Revision history for this message
Martin Pool (mbp) wrote :

Bug 238869 also mentions this happening when connecting to Launchpad.

It looks like <http://tartarus.org/~simon/putty-snapshots/htmldoc/Chapter2.html> Putty will prompt to accept the key when run interactively, but it's not doing it here. So the bzr bug is that we're invoking it in such a way that it can't do this. I'm not sure if that's because we're providing perhaps a --batch option, or because when it's run as a subprocess it simply can't ask the user.

Changed in bzr:
importance: Undecided → Medium
status: Invalid → Confirmed
Revision history for this message
Martin Pool (mbp) wrote :

We do in fact pass "-batch" to putty, maybe we should not.

Maybe someone affected by this bug could try removing that option from bzrlib/transport/ssh.py and see if it fixes it?

Revision history for this message
Martin Pool (mbp) wrote :

Sorry Stas, I typed the wrong user name.

Alexander, can you confirm this fix?

Revision history for this message
Robert Collins (lifeless) wrote : Re: [Bug 237297] Re: Win32: The server's host key is not cached in the registry

On Thu, 2009-06-11 at 23:37 +0000, Martin Pool wrote:
>
>
>
> So, actually, this may be partly a putty issue, but I'm not convinced
> it's reasonable to make the user run plink first manually. Can't we
> get
> it to prompt like openssh does, ie asking on the first time you
> connect
> to the host then storing that result.

IIRC the API to get the terminal securely [when not started with it] was
only added in Vista or perhaps XP. So putty being a subprocess is
possibly/likely the cause.

-Rob

Revision history for this message
John A Meinel (jameinel) wrote :

putty is unable to get access to the terminal, so while it would prompt, the user would be unable to actually type their password/etc.
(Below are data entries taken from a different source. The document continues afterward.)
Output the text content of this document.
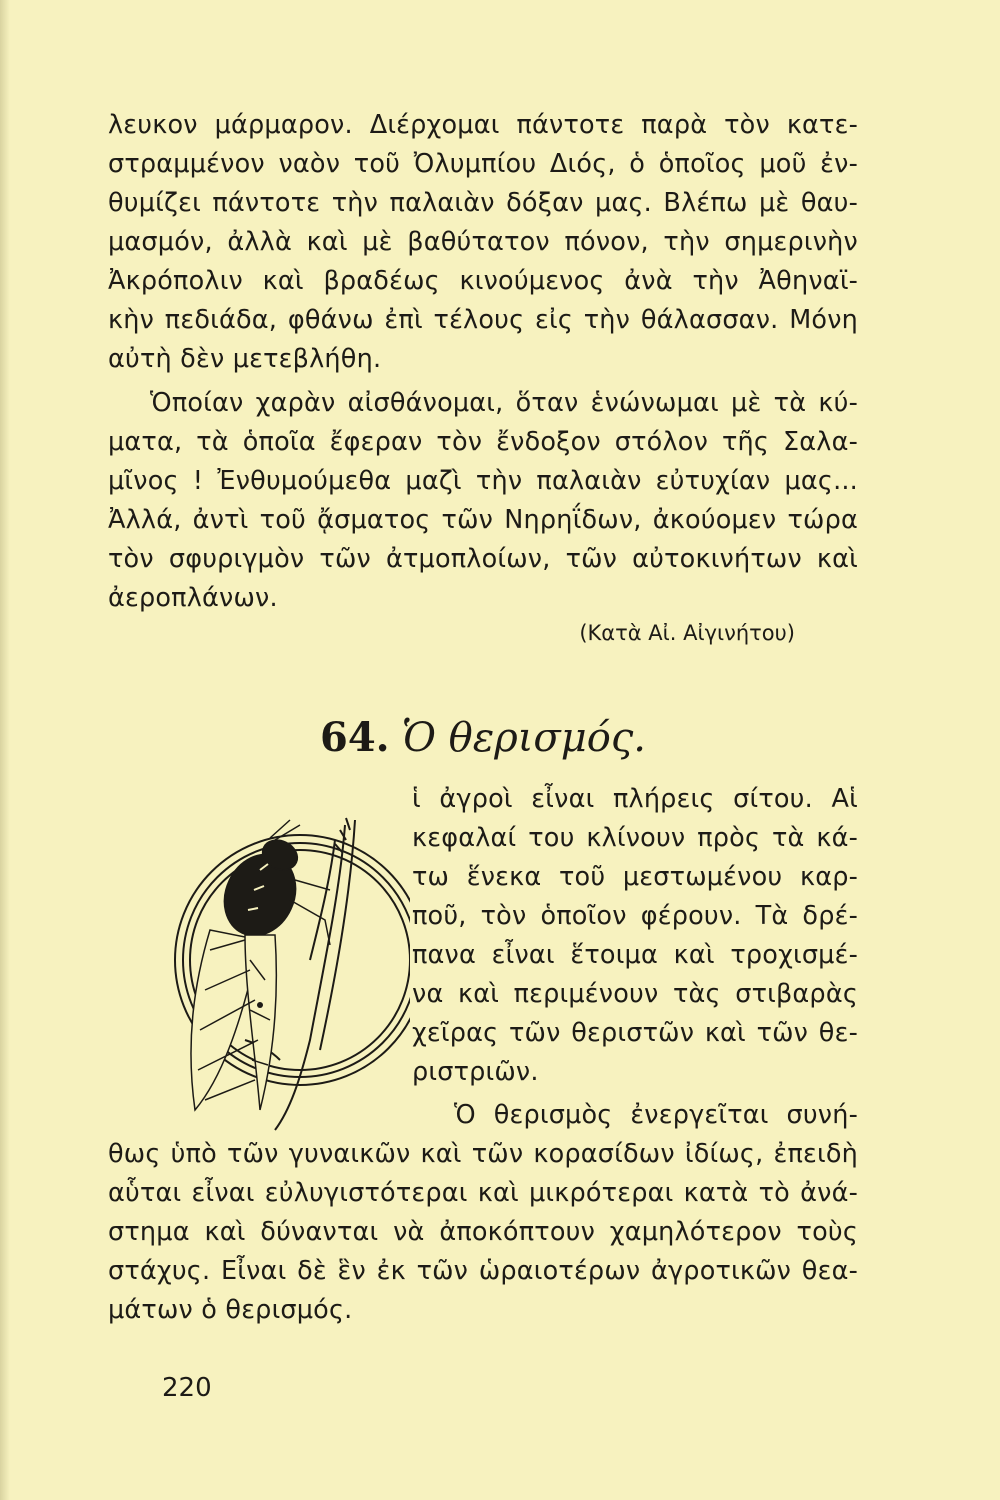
λευκον μάρμαρον. Διέρχομαι πάντοτε παρὰ τὸν κατε-
στραμμένον ναὸν τοῦ Ὀλυμπίου Διός, ὁ ὁποῖος μοῦ ἐν-
θυμίζει πάντοτε τὴν παλαιὰν δόξαν μας. Βλέπω μὲ θαυ-
μασμόν, ἀλλὰ καὶ μὲ βαθύτατον πόνον, τὴν σημερινὴν
Ἀκρόπολιν καὶ βραδέως κινούμενος ἀνὰ τὴν Ἀθηναϊ-
κὴν πεδιάδα, φθάνω ἐπὶ τέλους εἰς τὴν θάλασσαν. Μόνη
αὐτὴ δὲν μετεβλήθη.
Ὁποίαν χαρὰν αἰσθάνομαι, ὅταν ἑνώνωμαι μὲ τὰ κύ-
ματα, τὰ ὁποῖα ἔφεραν τὸν ἔνδοξον στόλον τῆς Σαλα-
μῖνος ! Ἐνθυμούμεθα μαζὶ τὴν παλαιὰν εὐτυχίαν μας...
Ἀλλά, ἀντὶ τοῦ ᾄσματος τῶν Νηρηΐδων, ἀκούομεν τώρα
τὸν σφυριγμὸν τῶν ἀτμοπλοίων, τῶν αὐτοκινήτων καὶ
ἀεροπλάνων.
(Κατὰ Αἰ. Αἰγινήτου)
64. Ὁ θερισμός.
ἱ ἀγροὶ εἶναι πλήρεις σίτου. Αἱ
κεφαλαί του κλίνουν πρὸς τὰ κά-
τω ἕνεκα τοῦ μεστωμένου καρ-
ποῦ, τὸν ὁποῖον φέρουν. Τὰ δρέ-
πανα εἶναι ἕτοιμα καὶ τροχισμέ-
να καὶ περιμένουν τὰς στιβαρὰς
χεῖρας τῶν θεριστῶν καὶ τῶν θε-
ριστριῶν.
Ὁ θερισμὸς ἐνεργεῖται συνή-
θως ὑπὸ τῶν γυναικῶν καὶ τῶν κορασίδων ἰδίως, ἐπειδὴ
αὗται εἶναι εὐλυγιστότεραι καὶ μικρότεραι κατὰ τὸ ἀνά-
στημα καὶ δύνανται νὰ ἀποκόπτουν χαμηλότερον τοὺς
στάχυς. Εἶναι δὲ ἓν ἐκ τῶν ὡραιοτέρων ἀγροτικῶν θεα-
μάτων ὁ θερισμός.
220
So we decided that just failing was better than hanging waiting on user input that it could never get (hence -batch).

I don't know about secure terminal access. I can say that openssh has done just fine-by-me for quite some time, at prompting for my password under cygwin. (I haven't tested much in plain cmd.exe)

I always just figured it was a simple limitation of putty.
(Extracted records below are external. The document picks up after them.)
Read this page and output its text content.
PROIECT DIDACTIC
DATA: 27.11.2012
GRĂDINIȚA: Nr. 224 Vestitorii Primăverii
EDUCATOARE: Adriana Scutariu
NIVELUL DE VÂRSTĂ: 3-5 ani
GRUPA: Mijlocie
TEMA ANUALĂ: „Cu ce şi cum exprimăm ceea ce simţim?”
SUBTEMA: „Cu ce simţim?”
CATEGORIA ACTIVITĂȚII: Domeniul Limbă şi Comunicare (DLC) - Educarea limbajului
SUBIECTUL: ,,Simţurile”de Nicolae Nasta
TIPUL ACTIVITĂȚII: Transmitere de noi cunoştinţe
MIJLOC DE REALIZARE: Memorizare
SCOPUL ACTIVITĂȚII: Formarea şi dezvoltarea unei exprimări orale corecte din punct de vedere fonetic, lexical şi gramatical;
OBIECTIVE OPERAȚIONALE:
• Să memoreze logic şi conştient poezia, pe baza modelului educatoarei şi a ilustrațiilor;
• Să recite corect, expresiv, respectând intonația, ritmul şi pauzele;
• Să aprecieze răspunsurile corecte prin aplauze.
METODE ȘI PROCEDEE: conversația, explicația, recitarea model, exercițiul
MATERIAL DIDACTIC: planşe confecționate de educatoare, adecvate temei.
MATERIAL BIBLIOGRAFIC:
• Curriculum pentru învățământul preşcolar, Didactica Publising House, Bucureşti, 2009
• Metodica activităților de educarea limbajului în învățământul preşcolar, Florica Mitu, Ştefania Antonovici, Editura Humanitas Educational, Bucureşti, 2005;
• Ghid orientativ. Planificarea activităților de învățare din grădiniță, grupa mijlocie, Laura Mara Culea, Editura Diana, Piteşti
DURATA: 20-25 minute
I've personally switched away and am now using Pageant + Paramiko for almost all my connections, and I think Mark Hammond was probably right about it being the most sane default. plink.exe just isn't very good as a subprocess...

Revision history for this message
Alexander Belchenko (bialix) wrote :

Martin, bzr can't work properly with plink without -batch. So it won't be a fix, it will be regression.
-batch fixed following problem.

This flag was added because when plink encounter new site it does know about yet, plink asking the user not directly via terminal API (as ssh does), but instead uses stdout. And this breaks bzr because bzr tries to use this prompt as real answer for the remote server.
There is no sane way to workaround this. User should manually connect first time to the server with `plink user@host`, allow adding server credentials to internal database of putty/plink. And only after this manual step, bzr can use plink.

Many people have problem with setup plink+bzr. I'm always recommend to use paramiko only. And this always works.

I guess in the past I've forced paramiko to be default, and using plink only if it's configured in BZR_SSH env variable. May be someone revert this change. I'd say it's wrong. paramiko should be default to avoid all tis dance with server key (paramiko simply add new key and go on).

This question really should be in the FAQ or better in the doc.

Revision history for this message
Alexander Belchenko (bialix) wrote :

Vote to mark it Won't Fix.

Revision history for this message
Martin Pool (mbp) wrote :

So, as Alexander says, we apparently cannot fix this in putty, and we should just be getting people to use paramiko unless they really really want plink.